I linked to articles that show exactly that. I encourage you to go back to The Conversation piece and follow some of the links.

But let me ask you a question, Trausti. Do you acknowledge the long history (that continues in the present) of minorities being denied jobs by the majority in power? Or that when they get jobs, they're often paid less than their majority counterparts? There's a ton of research on that, right?

So how would you like to see these problems addressed?
None of your articles give an example. One of them looked at a business survey from 1996-1997 (before DEI) and makes speculative assumptions that diversity was good. The other just says that DEI good, those opposed are bad. There is simply no example of a company circling around bankruptcy that turned it around by adding a DEI department.
 
Does it do anything or not? You seem to be rather confused. I'll give you a hint though, non-white people aren't getting preferred treatment either.
Why should someone's race or sex matter at all?
 
DEI is explicitly to prevent people from facing disadvantage over their sex or race. Removing the advantages that white men have is the opposite of discrimination, and the unconscious bias (or conscious bias in some cases here) that people have for thinking white men are automatically a better candidate is the exact "preference" it is trying to overcome.
You assume that simply being a white male means a person has advantages.
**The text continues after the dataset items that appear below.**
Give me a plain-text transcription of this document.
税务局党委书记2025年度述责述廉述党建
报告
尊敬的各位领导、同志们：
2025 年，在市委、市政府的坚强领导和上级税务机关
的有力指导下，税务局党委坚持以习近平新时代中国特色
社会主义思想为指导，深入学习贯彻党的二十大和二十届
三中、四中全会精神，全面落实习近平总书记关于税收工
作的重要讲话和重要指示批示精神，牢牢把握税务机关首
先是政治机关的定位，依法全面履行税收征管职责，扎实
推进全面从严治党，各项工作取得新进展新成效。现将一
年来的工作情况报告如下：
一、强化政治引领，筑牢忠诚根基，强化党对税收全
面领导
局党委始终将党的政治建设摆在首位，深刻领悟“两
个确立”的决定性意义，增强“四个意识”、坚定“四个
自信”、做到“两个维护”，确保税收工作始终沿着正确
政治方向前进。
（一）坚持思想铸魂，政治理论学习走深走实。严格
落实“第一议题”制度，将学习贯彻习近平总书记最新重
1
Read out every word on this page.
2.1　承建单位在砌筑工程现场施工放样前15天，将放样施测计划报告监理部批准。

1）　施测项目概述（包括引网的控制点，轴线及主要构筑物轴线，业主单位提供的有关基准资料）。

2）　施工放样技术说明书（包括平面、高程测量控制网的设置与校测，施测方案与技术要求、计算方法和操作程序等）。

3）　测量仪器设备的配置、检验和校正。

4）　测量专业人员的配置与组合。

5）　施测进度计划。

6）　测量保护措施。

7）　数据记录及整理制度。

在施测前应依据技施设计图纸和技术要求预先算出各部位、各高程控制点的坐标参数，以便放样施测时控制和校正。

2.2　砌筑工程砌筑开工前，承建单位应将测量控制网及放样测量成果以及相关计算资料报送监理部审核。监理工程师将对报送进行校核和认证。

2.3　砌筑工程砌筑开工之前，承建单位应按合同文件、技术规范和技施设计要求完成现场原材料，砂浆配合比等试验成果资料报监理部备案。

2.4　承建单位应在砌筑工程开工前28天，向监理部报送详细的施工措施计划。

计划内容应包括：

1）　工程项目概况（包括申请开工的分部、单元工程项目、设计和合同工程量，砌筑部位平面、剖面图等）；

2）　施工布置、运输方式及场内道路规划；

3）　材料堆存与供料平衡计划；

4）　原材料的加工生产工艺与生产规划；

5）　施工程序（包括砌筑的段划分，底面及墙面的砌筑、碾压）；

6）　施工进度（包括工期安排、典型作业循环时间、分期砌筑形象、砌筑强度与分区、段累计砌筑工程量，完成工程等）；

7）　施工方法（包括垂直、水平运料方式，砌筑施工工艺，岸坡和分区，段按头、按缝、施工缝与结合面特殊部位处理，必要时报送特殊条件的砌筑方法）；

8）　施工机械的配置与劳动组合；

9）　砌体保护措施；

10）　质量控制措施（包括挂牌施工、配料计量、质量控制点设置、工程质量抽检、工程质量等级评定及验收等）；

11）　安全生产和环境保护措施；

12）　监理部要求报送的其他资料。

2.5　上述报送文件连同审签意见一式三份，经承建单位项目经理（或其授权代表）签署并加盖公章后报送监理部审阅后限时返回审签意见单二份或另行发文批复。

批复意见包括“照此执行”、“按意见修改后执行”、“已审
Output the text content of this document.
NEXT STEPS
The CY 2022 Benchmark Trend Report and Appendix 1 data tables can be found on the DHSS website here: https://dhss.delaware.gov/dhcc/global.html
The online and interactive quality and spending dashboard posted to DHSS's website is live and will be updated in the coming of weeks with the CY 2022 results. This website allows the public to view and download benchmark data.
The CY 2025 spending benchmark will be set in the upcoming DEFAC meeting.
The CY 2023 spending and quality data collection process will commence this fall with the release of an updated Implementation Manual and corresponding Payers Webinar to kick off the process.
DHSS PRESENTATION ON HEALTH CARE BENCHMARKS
That's definitely racist; making a judgment about someone based solely on the hue of their skin. So to you, Malia Obama is disadvantaged while some trailer park White kid is advantaged. Insane. And BTW, "unconscious bias" is woo, it doesn't replicate.
 
Interesting to see that question being asked by the same person who cited Spiked as an authority:

Spiked arose from the ashes of Living Marxism, which went bankrupt in 2000. Why did LM go bankrupt? Because LM accused Independent Television News (ITN) of deception in its coverage of the Trnopolje internment camp during the Bosnian war. According to LM, the Muslims at that camp were refugees who could leave any time they wished. But "history will record this: that ITN reported the truth when, in August 1992, it revealed the gulag of horrific concentration camps run by the Serbs for their Muslim and Croatian quarry in Bosnia." It was LM, with its anti-Muslim agenda, that was fighting against the truth.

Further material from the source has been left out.